Totally agree. Here's the other thing: closing the in office ancillary exemption won't necessarily stop urology self-referral. There are other stark exemptions that can be exploited to self-refer. For example, some urology groups are now buying radiation centers and leasing the center to a rad onc. As long as the lease is fair market value and the physician owners are not reimbursed on a per patient basis, they can refer to the center and make a profit on the lease. That profit can actually be quite good. Not necessarily urorad good, but in certain circumstances can still bring 6 figures per doc. It's totally stark kosher and would not be blocked if they close the in office exemption.
 
What options does ASTRO have realistically that doesn't specifically target urorads? It will be tough legislatively to target just urorads and so ASTRO is plotting a course that though not perfect is at least bringing the issue to light which is a big step.

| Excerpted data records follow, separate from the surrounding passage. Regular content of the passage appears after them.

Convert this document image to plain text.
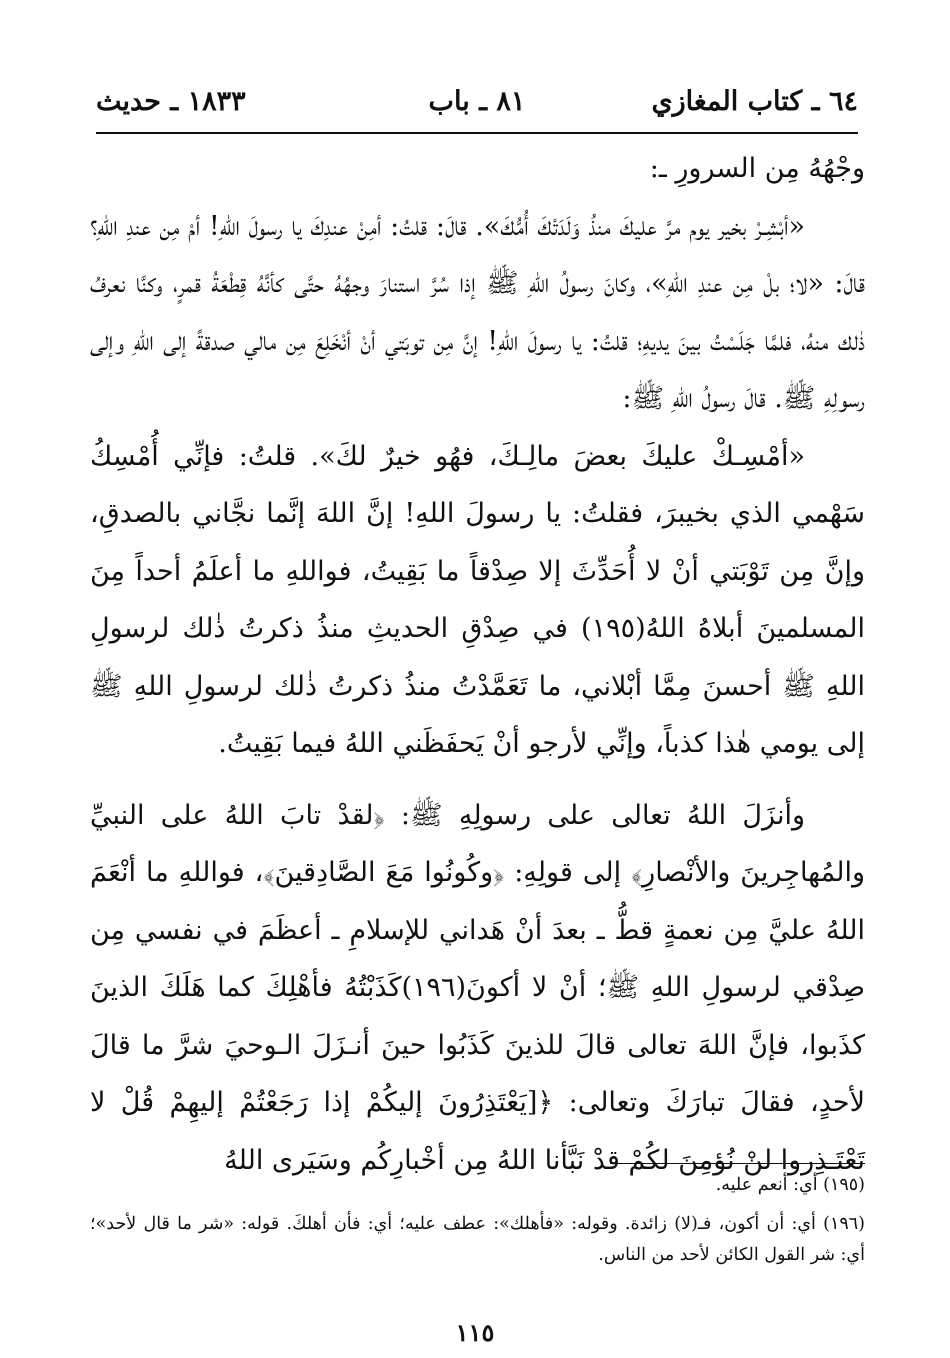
٦٤ ـ كتاب المغازي
٨١ ـ باب
١٨٣٣ ـ حديث

وجْهُهُ مِن السرورِ ـ:

«أبْشِـرْ بخير يوم مرَّ عليكَ منذُ وَلَدَتْكَ أُمُّكَ». قالَ: قلتُ: أمِنْ عندِكَ يا رسولَ اللهِ! أمْ مِن عندِ اللهِ؟ قالَ: «لا؛ بلْ مِن عندِ اللهِ»، وكانَ رسولُ اللهِ ﷺ إذا سُرَّ استنارَ وجهُهُ حتَّى كأنَّهُ قِطْعَةُ قمرٍ، وكنَّا نعرفُ ذٰلك منهُ، فلمَّا جَلَسْتُ بينَ يديهِ؛ قلتُ: يا رسولَ اللهِ! إنَّ مِن توبَتي أنْ أنْخَلِعَ مِن مالي صدقةً إلى اللهِ وإلى رسولِهِ ﷺ. قالَ رسولُ اللهِ ﷺ:

«أمْسِـكْ عليكَ بعضَ مالِـكَ، فهُو خيرٌ لكَ». قلتُ: فإنِّي أُمْسِكُ سَهْمي الذي بخيبرَ، فقلتُ: يا رسولَ اللهِ! إنَّ اللهَ إنَّما نجَّاني بالصدقِ، وإنَّ مِن تَوْبَتي أنْ لا أُحَدِّثَ إلا صِدْقاً ما بَقِيتُ، فواللهِ ما أعلَمُ أحداً مِنَ المسلمينَ أبلاهُ اللهُ(١٩٥) في صِدْقِ الحديثِ منذُ ذكرتُ ذٰلك لرسولِ اللهِ ﷺ أحسنَ مِمَّا أبْلاني، ما تَعَمَّدْتُ منذُ ذكرتُ ذٰلك لرسولِ اللهِ ﷺ إلى يومي هٰذا كذباً، وإنِّي لأرجو أنْ يَحفَظَني اللهُ فيما بَقِيتُ.

وأنزَلَ اللهُ تعالى على رسولِهِ ﷺ: ﴿لقدْ تابَ اللهُ على النبيِّ والمُهاجِرينَ والأنْصارِ﴾ إلى قولِهِ: ﴿وكُونُوا مَعَ الصَّادِقينَ﴾، فواللهِ ما أنْعَمَ اللهُ عليَّ مِن نعمةٍ قطُّ ـ بعدَ أنْ هَداني للإسلامِ ـ أعظَمَ في نفسي مِن صِدْقي لرسولِ اللهِ ﷺ؛ أنْ لا أكونَ(١٩٦)كَذَبْتُهُ فأهْلِكَ كما هَلَكَ الذينَ كذَبوا، فإنَّ اللهَ تعالى قالَ للذينَ كَذَبُوا حينَ أنـزَلَ الـوحيَ شرَّ ما قالَ لأحدٍ، فقالَ تبارَكَ وتعالى: ﴿[يَعْتَذِرُونَ إليكُمْ إذا رَجَعْتُمْ إليهِمْ قُلْ لا تَعْتَـذِروا لنْ نُؤمِنَ لكُمْ قدْ نَبَّأنا اللهُ مِن أخْبارِكُم وسَيَرى اللهُ

(١٩٥) أي: أنعم عليه.

(١٩٦) أي: أن أكون، فـ(لا) زائدة. وقوله: «فأهلك»: عطف عليه؛ أي: فأن أهلكَ. قوله: «شر ما قال لأحد»؛ أي: شر القول الكائن لأحد من الناس.

١١٥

The train has left the station imo. I think disclosure laws should be created/strengthened just like when a practice owns an imaging center. Urorads practices should Disclose it to the patient and let them know there are alternative places. If nothing else, the disclosure will certainly make an educated patient examine the recommendation for imrt more closely

We own diagnostic imaging in my practice and I never attempt to force/steer a patient to our center for imaging. Should be no different with rt
 
I don't put this discussion in the same realm as what urorads is doing, we are talking treatment options that are validated versus offering patients only 1 option.

We are in 100% agreement here. They are not in the same relm. I was referring to something much more specific that really is not that important. For once, I was trying to be be somewhat fair to the uro side by implying we were not 100% innocent ourselves in all situations.